Dr. Markus Grabka hat sich als wissenschaftlicher Mitarbeiter des Deutschen Instituts für Wirtschaftsforschung (DIW) intensiv mit dem deutschen Renten- und Pensionssystem, der aktuellen Situation der Rentner in Deutschland und dem Thema Altersarmut auseinander gesetzt.  Im Interview mit FreieWelt.net spricht er über Probleme und Perspektiven der Rentenpolitik.

FreieWelt.net: Was sollten die jetzt  Erwerbstätigen für Ihre Altersvorsorge tun?

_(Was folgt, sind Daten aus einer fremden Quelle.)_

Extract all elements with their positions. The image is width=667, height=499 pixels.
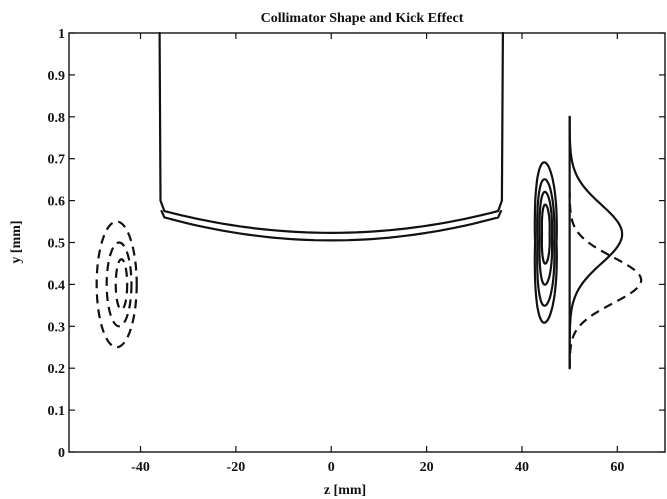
axis-ticks: -40 -20 0 20 40 60 0 0.1 0.2 0.3 0.4 0.5 0.6 0.7 0.8 0.… [48, 27, 665, 475]
x-tick-label: 0 [328, 460, 335, 475]
kicked-beam-contour [536, 178, 556, 307]
y-tick-label: 0.4 [48, 278, 66, 293]
x-tick-label: -40 [131, 460, 150, 475]
y-tick-label: 0.3 [48, 320, 66, 335]
collimator-outer-edge [158, 31, 504, 234]
kicked-profile-solid [568, 115, 624, 370]
y-tick-label: 0.1 [48, 404, 66, 419]
plot-frame [68, 32, 666, 453]
x-tick-label: 20 [420, 460, 434, 475]
x-axis-label: z [mm] [324, 483, 366, 498]
x-tick-label: 40 [515, 460, 529, 475]
incoming-beam-contour [114, 258, 129, 311]
y-tick-label: 1 [58, 27, 65, 42]
y-tick-label: 0.8 [48, 111, 66, 126]
kicked-beam-contour [538, 190, 554, 286]
y-tick-label: 0.5 [48, 237, 66, 252]
y-tick-label: 0.6 [48, 195, 66, 210]
y-tick-label: 0.7 [48, 153, 66, 168]
incoming-beam-contour [105, 241, 133, 328]
plot-area [95, 31, 643, 370]
kicked-beam-contour [540, 203, 551, 265]
incoming-beam-contour [95, 220, 138, 349]
y-tick-label: 0.2 [48, 362, 66, 377]
x-tick-label: 60 [610, 460, 624, 475]
kicked-beam-contour [533, 161, 558, 324]
chart-title: Collimator Shape and Kick Effect [261, 11, 464, 26]
x-tick-label: -20 [227, 460, 246, 475]
kicked-profile-dashed [568, 192, 643, 369]
y-tick-label: 0 [58, 446, 65, 461]
y-tick-label: 0.9 [48, 69, 66, 84]
y-axis-label: y [mm] [9, 220, 24, 263]
collimator-inner-edge [160, 210, 503, 242]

Markus Grabka: Privat für das Alter vorsorgen ist unerlässlich.  Eine Möglichkeit ist die Riester-Rente, auch wenn sie nicht in jeder Hinsicht optimal ist.  Es existieren aber noch andere Modelle.  Wer kann, sollte in Immobilien investieren.

FreieWelt.net: Sind nicht gerade Immobilien auch riskant?

Markus Grabka: Auch wenn der Wert von Immobilien schwankt – nutzen können Sie diese in jedem Fall.  Das ist der große Vorteil.  Außerdem besteht die Möglichkeit, eine sogenannte Rückwärtshyptohek aufzunehmen, das heißt Sie beleihen Ihre Immobilie im Alter erneut und erhalten von der Bank für einen Zeitraum von 20 bis 30 Jahren eine monatliche Förderrente.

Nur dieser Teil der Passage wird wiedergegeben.